Effects of concrete as base for subs, speakers and potentially equipment


Hello, 

 

I am looking for any advice and experience from those that have used concrete as stands, racks, isolation. I have a friend who makes functional art pieces from concrete, coloured and designed to your liking and I was thinking of having some pieces made up for my equipment. I currently have everything on wood, but would like something more pleasing on the eye. My room is well dampened with wood floors. I am after any experience that you might have experimenting with concrete.

subwoofer on concrete slab. Currently have a T9x with a downward throwing passive radiator on a suspended wooden floor.  It needs removing from the floor and I was looking at concrete slabs. 
 

speakers on concrete slabs. Zu union 6 supreme again on suspension floor. They have isolation feet but they could do with lifting higher. I am considering using concrete for this. 
 

finally the equipment. Amp, dac, streamer. Currently on a cheap wooden cupboard with chopping boards underneath. Any experience of electronics on concrete. 

mpoll1

@mpoll1 Wrote:

Effects of concrete as base for subs, speakers and potentially equipment

I chose concrete blocks and lead to raise and decouple the speakers from the wood floor. Concrete is a great energy sink and lead adds damping. I am very pleased with the results. Each speaker has four 35 pound solid concrete blocks and 30 pounds of lead. The speaker sits on a 170 pound energy sink. See my systems page left speaker. Wanted to hear how it sounds, before I did both. 😎

Mike

See below JBL Project K2-S9500 speaker introduced in 1989 was design with a concrete energy sink for it's base.

https://www.audioheritage.org/html/profiles/jbl/k2.htm

I added thick beam in my cellar, placed vertically from floor to roof, hammering it into place so it should take the weight off my record player and system. One of the best investments I ever made. I can jump up and down before my record player, no skips.
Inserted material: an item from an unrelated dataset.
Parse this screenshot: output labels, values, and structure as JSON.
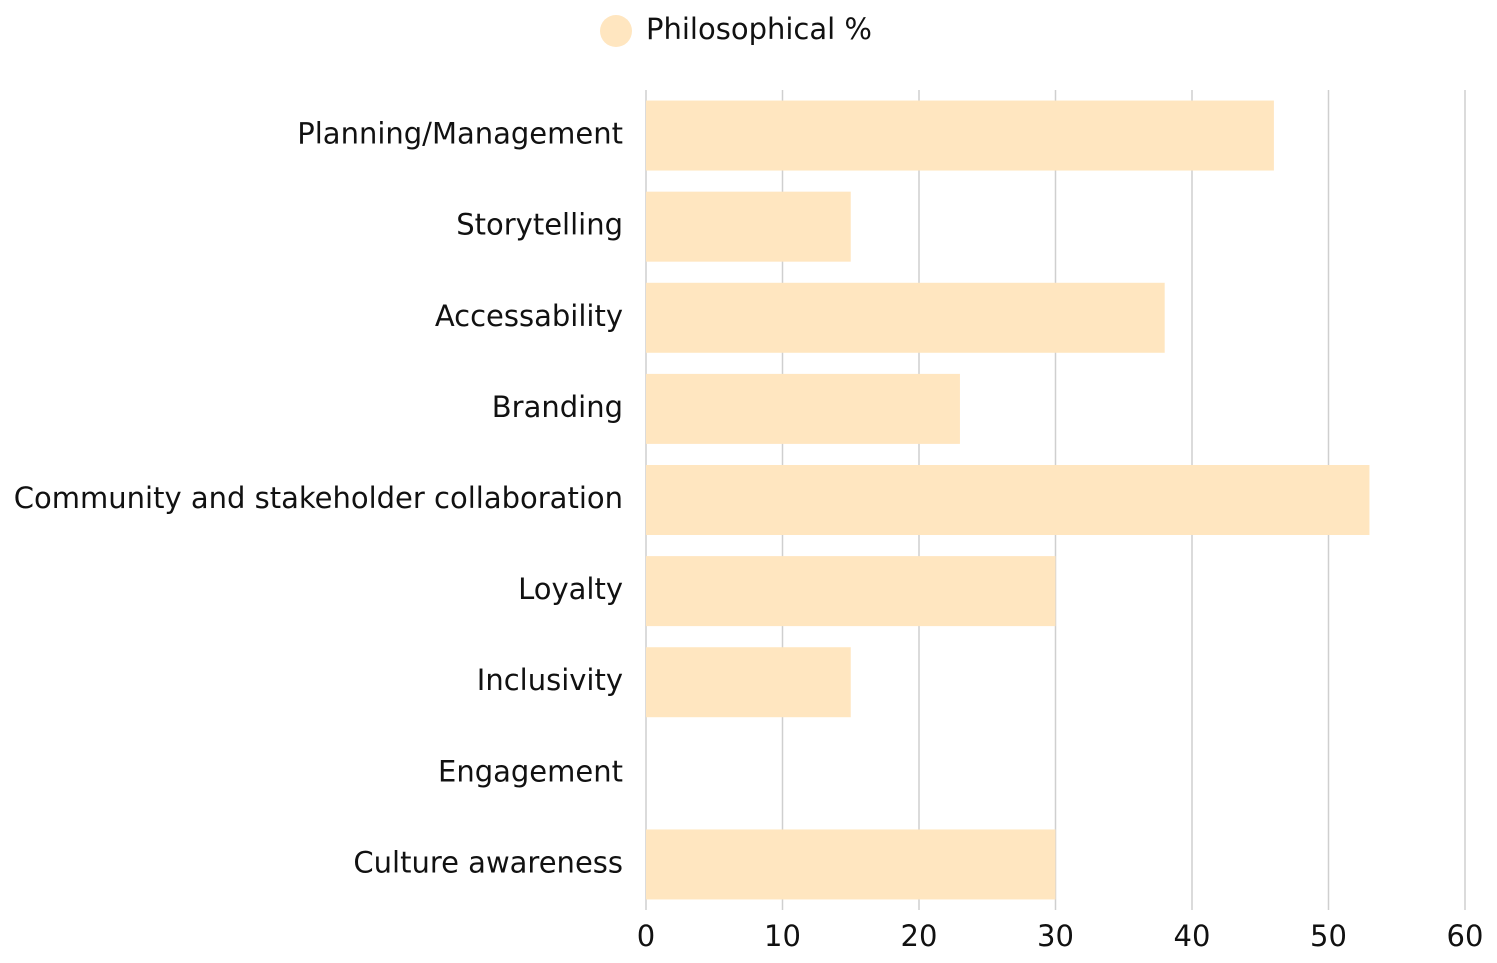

@OP If you have wooden floorboards, one problem with putting concrete slabs under speakers is that it can be difficult to get the slab to be stable. Personally, I favour making platforms of thick ply and screwing those into the floor. That provides a stable bass and stiffens the floor.

Heavy masses under electronics can be hit and miss. Resonance control requires the mass to be damped. Mass by itself will resonate by at low frequency and will continue to ring if it is not damped.

This is why i use some tuned mass damping  with two sets of springs under and above  differently compressed ...

 

Heavy masses under electronics can be hit and miss. Resonance control requires the mass to be damped. Mass by itself will resonate by at low frequency and will continue to ring if it is not damped.